This is the second of a two-part series featuring The Legacy of Seattle Hip-Hop exhibit at the Museum of History & Industry (MOHAI). You can read part 1 here.
On February 13, in honor of Black History Month, the Museum of History and Industry (MOHAI) held a special celebration as part of its featured exhibition, “The Legacy of Seattle Hip-Hop.” The event featured live music performances and a panel of artists and activists who discussed the intersection of the current civil rights movements such as Black Lives Matter with hip-hop.
When talking about hip-hop, what the first thing pops into your mind? Rappers? DJs? Well, hip-hop is more than just a music genre. This is something that Aaron Walker-Loud of Big World Breaks and Jazmyn Scott of The Town Entertainment, the curators of the exhibit, want people to understand. Both have a rich background in hip-hop, and they’re showing the story of Seattle’s unique and authentic hip-hop scene to the public.
“Some people think hip-hop has become too commercial.

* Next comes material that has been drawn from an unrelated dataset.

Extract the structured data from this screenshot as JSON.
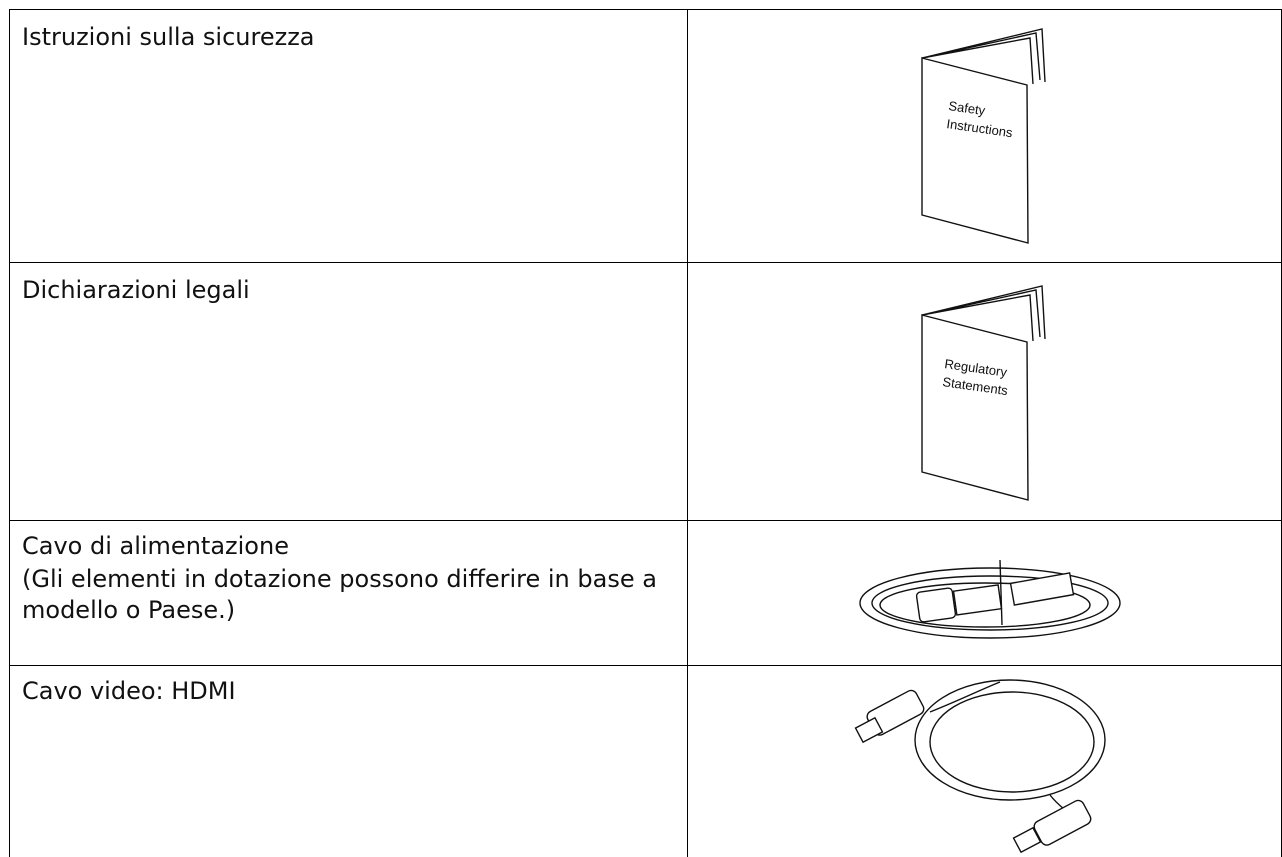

This exhibit is a good opportunity for them to learn and access the truth,” said Meris Mullaley, the gallery program’s coordinator. She said the event is meaningful because it shares local history by showing different stories from various artists and production agencies, which helps other messages be heard.
During the event, panelists Nikkita Oliver, Jace Ecaj of the Black Stax, Renaissance the Poet, Amir Islam, and Elmer Dixon spoke about the culture and history of Seattle hip-hop. It was a local culture created in the traditionally African-American neighborhood in the Central District during the 1970s and 80s. Many of the panelists had personal stories to share.
“At that time, we didn’t have space to perform, so we made one,” said Oliver, a Seattle-based creative teaching artist. “Hip-hop makes us worthy and allows us to do cool things!” Oliver said contemporary Seattle hip-hop has become more than just a source of hope to help people survive the struggles and pressure of life. It also provides a unique, inclusive language that lets people express feelings and the find the strength and power to challenge the system.
“Comparing local hip-hop with that outside of Seattle, Seattle hip-hop is unique, ‘cause people care more about their community and love the culture here,” Renaissance the Poet said. He said rather than following the mainstream and emulating others, local hip-hop artists focus on the love of the community and creation.
Nowadays, hip-hop’s influence reaches across different countries. “Inclusion is one of the most important features of hip-hop. People move in and change the dynamic,” Renaissance said. “I listen to many hip-hop songs with languages I don’t understand, but I can feel we are the same.”
However, Oliver added, sometimes people misunderstand what hip-hop is about. “Everyone can be included,” Oliver said, “but they need to be taught the rules first.”
In other words, people need to do some exploring for themselves in order to discover the authentic spirit of hip-hop. That is, in essence, the mission of “The Legacy of Seattle Hip-Hop” exhibit: to help people learn more about what hip-hop actually does in the community and how it reaches all over the globe.
On March 15, MOHAI will host another special event connected to the exhibit, Hip-Hop As a Vehicle for Activism. Panelists will include Northwest hip-hop artists speaking about how they use their art as a vehicle for self-expression and progressive action. Visitors can also also enjoy the recurring Saturday Spin event, where local DJs perform in the Walker Gallery every second Saturday of the month.
The Legacy of Seattle Hip-Hop will be open until May 1, 2016.